I have had that routine for nearly 10 years now. It is about the misunderstanding and ignorance of what is clearly a tragic and horrific situation. My comic persona is that of a man who speaks with great arrogance and authority but who along the way reveals his immense stupidity.
In this particular routine, I envisage an almost slapstick version of the Nazis entering the home of Anne Frank on a daily basis and always failing to bother to "look upstairs".
I even have one of them suggest, "Looking upstairs today, Sarge?" The officer replies, "No, let's move on."
The first Nazi then says: "What's that tapping sound?" - as I mime using an old fashioned typewriter.

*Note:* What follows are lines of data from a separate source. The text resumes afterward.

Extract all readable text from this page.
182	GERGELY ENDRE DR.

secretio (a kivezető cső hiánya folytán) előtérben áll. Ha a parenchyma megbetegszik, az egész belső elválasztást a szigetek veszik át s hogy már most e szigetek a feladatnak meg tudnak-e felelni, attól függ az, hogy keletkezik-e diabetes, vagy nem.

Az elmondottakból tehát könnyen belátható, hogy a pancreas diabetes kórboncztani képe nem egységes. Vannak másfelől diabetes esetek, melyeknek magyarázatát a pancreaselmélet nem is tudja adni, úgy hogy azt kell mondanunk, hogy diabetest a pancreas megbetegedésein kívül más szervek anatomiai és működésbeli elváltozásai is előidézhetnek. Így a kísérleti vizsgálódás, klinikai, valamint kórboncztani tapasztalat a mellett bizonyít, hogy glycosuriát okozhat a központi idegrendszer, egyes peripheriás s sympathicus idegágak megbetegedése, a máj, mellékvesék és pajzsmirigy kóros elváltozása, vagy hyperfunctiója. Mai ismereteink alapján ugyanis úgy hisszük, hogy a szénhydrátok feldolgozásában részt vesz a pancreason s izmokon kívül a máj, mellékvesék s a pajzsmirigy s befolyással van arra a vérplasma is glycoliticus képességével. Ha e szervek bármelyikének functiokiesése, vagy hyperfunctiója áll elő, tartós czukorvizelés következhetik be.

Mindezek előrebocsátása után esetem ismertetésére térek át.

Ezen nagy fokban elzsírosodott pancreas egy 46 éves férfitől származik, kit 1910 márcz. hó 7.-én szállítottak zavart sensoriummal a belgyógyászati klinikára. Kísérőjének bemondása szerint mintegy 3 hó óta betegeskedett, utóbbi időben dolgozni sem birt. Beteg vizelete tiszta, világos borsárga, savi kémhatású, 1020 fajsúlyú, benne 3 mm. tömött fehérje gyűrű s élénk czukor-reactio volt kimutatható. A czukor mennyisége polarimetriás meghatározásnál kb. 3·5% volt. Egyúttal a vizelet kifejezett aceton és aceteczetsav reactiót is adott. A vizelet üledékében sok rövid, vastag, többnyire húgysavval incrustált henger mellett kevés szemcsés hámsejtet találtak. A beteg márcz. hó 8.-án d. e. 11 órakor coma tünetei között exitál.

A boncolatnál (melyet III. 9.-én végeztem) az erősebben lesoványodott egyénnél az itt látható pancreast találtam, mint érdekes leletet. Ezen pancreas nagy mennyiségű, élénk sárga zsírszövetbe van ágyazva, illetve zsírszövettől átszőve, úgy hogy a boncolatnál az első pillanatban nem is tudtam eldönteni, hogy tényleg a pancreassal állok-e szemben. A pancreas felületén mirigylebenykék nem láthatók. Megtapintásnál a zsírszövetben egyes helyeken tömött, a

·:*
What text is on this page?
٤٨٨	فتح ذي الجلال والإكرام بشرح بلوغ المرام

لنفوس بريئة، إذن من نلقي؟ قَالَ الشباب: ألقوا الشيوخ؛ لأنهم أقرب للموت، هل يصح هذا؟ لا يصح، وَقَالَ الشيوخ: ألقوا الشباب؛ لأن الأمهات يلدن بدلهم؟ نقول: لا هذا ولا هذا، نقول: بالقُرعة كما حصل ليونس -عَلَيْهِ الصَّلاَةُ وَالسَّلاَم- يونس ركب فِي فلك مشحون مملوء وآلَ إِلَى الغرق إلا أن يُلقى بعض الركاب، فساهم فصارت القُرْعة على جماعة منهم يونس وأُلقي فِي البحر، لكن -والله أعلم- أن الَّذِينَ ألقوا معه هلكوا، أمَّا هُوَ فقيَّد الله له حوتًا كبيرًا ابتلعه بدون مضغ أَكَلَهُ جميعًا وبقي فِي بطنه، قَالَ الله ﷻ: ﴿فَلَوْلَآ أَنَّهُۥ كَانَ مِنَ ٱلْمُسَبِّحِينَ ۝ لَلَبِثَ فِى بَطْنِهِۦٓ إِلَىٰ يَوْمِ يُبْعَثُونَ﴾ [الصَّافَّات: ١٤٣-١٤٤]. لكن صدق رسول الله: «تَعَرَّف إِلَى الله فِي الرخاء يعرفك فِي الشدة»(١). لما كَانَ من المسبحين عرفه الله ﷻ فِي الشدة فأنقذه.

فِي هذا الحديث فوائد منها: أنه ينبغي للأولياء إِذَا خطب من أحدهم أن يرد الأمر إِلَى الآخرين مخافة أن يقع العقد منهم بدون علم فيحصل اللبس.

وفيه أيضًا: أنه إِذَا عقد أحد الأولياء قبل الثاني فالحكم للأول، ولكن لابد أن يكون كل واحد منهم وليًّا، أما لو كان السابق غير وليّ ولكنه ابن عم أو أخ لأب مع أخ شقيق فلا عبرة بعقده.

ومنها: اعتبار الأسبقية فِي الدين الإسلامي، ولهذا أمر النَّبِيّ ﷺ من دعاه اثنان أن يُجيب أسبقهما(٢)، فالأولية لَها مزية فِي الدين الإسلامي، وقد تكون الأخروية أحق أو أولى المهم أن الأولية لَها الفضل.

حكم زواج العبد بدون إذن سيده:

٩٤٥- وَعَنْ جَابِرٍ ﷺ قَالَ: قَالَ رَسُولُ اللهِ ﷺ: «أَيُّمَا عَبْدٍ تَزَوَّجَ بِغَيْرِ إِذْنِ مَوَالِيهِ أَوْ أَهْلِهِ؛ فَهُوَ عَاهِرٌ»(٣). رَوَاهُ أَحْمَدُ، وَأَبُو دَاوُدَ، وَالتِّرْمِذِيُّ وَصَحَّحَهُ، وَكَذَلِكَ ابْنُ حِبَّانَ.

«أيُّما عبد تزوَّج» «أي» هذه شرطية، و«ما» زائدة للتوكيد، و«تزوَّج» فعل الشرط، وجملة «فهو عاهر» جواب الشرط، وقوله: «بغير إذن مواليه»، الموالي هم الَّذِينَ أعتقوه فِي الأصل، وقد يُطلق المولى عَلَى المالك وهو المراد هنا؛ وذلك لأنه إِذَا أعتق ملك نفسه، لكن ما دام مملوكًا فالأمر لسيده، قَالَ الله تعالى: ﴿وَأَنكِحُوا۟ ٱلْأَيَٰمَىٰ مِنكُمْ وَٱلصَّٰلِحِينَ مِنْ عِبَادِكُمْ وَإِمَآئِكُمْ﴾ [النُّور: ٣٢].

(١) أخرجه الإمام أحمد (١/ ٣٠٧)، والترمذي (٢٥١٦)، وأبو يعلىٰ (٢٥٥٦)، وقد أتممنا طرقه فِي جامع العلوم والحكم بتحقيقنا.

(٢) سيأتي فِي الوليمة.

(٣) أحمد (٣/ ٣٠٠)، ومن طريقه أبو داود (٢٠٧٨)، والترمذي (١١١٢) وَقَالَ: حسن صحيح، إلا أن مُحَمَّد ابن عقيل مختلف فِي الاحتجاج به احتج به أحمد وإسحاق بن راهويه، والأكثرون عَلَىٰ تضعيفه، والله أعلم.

Again the joke here is the supremely stupid assumption that Anne Frank obliviously and noisily typed her diary.
The Sarge (who I am portraying as a lazy and incompetent Nazi) answers, "Mice! Move on".
The final layer of ignorance in the routine is that, instead of taking the obvious and correct stance that Nazis were disgusting, immoral and evil, I merely conclude that they were "rubbish" because of their inability to find Anne Frank earlier - like it was all part of a big, mutually agreed game of hide-and-seek.
I can see if you took this routine at face value as my real opinion on this profound and heroic tragedy, it could be deemed highly offensive. However, this is obviously an absurd comic position with the audience well in on the joke, fully aware that I am saying the exact opposite of what every right-minded person thinks.
I often get accused of finding comedy in places where no comedy is to be found. I feel you can make a joke about anything. It just depends on what the joke is. Comedy comes from a good or a bad place and the problem is in its interpretation, with some people confusing the subject of a joke with the joke's real target. The target of this joke is the comedian's ignorance.